Lo normal es que don Juan venga a Almagro los domingos, y no
todos. Se pierde, pues, las cosas que pasan entre semana. Ayer, por ejemplo, le
hubiera gustado acudir a la presentación de la novela Sangre de guerrillero, pero no tuvo quien lo trajera desde
Navaltizón; cuando llegó a Almagro en el tren eran casi las nueve de la noche:
el acto había concluido una hora antes.
—Podría usted haberme avisado —digo sin pizca de hipocresía.

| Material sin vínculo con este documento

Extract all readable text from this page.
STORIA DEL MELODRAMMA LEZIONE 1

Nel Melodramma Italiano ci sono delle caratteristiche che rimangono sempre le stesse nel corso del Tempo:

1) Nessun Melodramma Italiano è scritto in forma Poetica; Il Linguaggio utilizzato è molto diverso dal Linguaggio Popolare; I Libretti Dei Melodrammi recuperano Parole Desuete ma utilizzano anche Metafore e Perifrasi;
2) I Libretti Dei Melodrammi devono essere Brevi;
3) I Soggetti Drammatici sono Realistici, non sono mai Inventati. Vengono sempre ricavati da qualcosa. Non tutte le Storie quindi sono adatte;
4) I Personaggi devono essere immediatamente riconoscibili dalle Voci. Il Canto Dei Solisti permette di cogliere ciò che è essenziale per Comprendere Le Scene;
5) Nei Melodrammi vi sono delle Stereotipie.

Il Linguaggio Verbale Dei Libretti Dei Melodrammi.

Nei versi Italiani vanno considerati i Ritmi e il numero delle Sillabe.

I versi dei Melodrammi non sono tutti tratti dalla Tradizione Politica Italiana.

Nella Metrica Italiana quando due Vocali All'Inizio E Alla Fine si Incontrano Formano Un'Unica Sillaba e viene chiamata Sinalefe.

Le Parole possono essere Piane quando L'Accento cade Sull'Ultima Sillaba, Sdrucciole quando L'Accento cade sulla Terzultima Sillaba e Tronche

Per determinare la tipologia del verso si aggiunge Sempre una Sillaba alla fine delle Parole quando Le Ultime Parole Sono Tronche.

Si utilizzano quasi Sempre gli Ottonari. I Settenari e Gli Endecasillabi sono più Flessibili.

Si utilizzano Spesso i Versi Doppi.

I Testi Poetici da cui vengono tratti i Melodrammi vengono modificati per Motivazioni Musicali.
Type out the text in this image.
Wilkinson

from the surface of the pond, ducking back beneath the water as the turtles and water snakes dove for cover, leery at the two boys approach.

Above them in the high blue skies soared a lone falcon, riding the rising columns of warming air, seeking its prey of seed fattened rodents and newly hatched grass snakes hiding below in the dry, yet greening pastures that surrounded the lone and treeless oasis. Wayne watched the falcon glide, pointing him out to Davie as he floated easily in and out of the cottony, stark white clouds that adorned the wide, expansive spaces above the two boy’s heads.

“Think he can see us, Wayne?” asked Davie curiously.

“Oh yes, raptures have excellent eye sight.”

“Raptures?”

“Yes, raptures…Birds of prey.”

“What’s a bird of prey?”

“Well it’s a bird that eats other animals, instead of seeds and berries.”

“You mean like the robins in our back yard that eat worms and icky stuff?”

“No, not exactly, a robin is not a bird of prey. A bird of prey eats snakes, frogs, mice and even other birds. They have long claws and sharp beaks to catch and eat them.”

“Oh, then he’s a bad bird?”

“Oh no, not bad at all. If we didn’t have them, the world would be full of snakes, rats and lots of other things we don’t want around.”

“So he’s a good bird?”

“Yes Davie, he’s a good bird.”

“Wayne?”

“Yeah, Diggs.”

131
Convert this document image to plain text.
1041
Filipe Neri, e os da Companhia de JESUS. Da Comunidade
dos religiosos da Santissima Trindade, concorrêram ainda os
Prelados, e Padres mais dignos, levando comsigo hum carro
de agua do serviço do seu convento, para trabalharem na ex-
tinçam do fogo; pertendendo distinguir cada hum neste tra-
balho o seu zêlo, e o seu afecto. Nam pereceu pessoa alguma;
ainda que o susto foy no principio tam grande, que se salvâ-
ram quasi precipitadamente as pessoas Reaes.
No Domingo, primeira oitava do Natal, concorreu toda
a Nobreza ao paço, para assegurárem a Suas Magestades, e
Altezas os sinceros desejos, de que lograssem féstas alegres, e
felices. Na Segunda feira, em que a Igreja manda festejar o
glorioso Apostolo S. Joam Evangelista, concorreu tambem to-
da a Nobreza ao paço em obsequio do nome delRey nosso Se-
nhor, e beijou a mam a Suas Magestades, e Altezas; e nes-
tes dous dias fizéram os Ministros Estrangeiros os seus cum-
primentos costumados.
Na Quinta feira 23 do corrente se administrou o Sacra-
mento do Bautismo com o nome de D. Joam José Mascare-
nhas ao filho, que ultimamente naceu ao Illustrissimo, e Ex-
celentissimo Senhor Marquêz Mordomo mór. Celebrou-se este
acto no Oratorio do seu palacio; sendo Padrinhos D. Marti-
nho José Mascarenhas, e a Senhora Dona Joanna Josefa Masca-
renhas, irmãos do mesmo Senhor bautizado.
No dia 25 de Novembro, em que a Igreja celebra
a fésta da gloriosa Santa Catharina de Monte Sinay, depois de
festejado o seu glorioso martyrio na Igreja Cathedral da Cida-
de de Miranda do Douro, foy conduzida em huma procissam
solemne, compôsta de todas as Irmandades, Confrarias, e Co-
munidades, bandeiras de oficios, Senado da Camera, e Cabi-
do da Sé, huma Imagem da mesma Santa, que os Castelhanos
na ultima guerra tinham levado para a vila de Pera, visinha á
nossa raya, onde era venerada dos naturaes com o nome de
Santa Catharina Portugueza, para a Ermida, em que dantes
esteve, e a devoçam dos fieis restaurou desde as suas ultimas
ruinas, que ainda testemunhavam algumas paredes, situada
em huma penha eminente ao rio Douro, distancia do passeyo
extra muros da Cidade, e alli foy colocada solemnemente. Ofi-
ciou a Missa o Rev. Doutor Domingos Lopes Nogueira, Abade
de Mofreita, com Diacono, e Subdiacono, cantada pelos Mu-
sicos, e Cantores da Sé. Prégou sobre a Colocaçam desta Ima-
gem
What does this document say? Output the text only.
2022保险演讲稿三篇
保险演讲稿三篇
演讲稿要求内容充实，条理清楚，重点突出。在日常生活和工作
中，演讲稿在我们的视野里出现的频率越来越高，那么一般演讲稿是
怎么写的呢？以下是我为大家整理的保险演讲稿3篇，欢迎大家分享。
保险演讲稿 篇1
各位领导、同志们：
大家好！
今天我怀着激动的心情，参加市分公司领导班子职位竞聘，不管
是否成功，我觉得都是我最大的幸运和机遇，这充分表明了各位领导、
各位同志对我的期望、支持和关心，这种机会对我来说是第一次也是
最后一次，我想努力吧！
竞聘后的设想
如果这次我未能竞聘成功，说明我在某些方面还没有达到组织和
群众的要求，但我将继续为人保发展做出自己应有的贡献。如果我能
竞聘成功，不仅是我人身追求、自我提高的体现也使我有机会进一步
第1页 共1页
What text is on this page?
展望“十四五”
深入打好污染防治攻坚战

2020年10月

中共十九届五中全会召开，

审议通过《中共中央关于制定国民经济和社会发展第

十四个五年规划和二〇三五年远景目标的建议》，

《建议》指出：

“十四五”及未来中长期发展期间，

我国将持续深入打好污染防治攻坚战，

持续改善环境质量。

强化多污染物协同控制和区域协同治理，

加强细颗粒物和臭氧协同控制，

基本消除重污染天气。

—No se preocupe: ya me hace bastantes favores. De todas
formas, le encargué a una amiga de mi hija que me comprara un ejemplar: aquí lo
tengo.
—¿Tanto le interesa?
—A mí sí: el editor es Alfonso González Calero, de quien ya
les he hablado muchas veces: una de las personas que más trabaja, y más
desinteresadamente, por la cultura de esta región. Y el protagonista de libro
es paisano suyo.
—¿Paisano de quién?
—De ustedes: almagreño. La novela trata de la Primera Guerra
Carlista: en ella desempeñaron un papel relevante los hermanos Palillos. ¿Los
conocen?
Me suenan. Creo haber leído algo de Manuela Asensio sobre
ellos, pero no estoy seguro. Hago propósito de informarme.
—Las guerras carlistas fueron, en sentido estricto, las
primeras guerras civiles de la historia española. Como todas las guerras
civiles tuvieron episodios heroicos y otros feroces. Afortunadamente las
heridas que produjeron han cicatrizado: podemos hablar de ellas como si fueran
cosa ajena. Pero no estaría mal que se estudiaran en los institutos: quizá —porque
ya no nos conmueven— sacáramos algunas enseñanzas provechosas.
De la guerra y de la paz… —don Juan lo deja en el aire.
Nadie hace asunto: otro día, tal vez. Uno pregunta:
—¿Ha leído usted el libro?
—Los viejos no dormimos apenas. Son poco más de doscientas
páginas de letra clara. Anoche leí la mitad; esta mañana lo he acabado.
—O sea, que es bueno…
—Sí. Aunque no lo conozco personalmente, hace unos años leí
otra novela del autor sobre la Guerra del 36: me interesó, y esta también.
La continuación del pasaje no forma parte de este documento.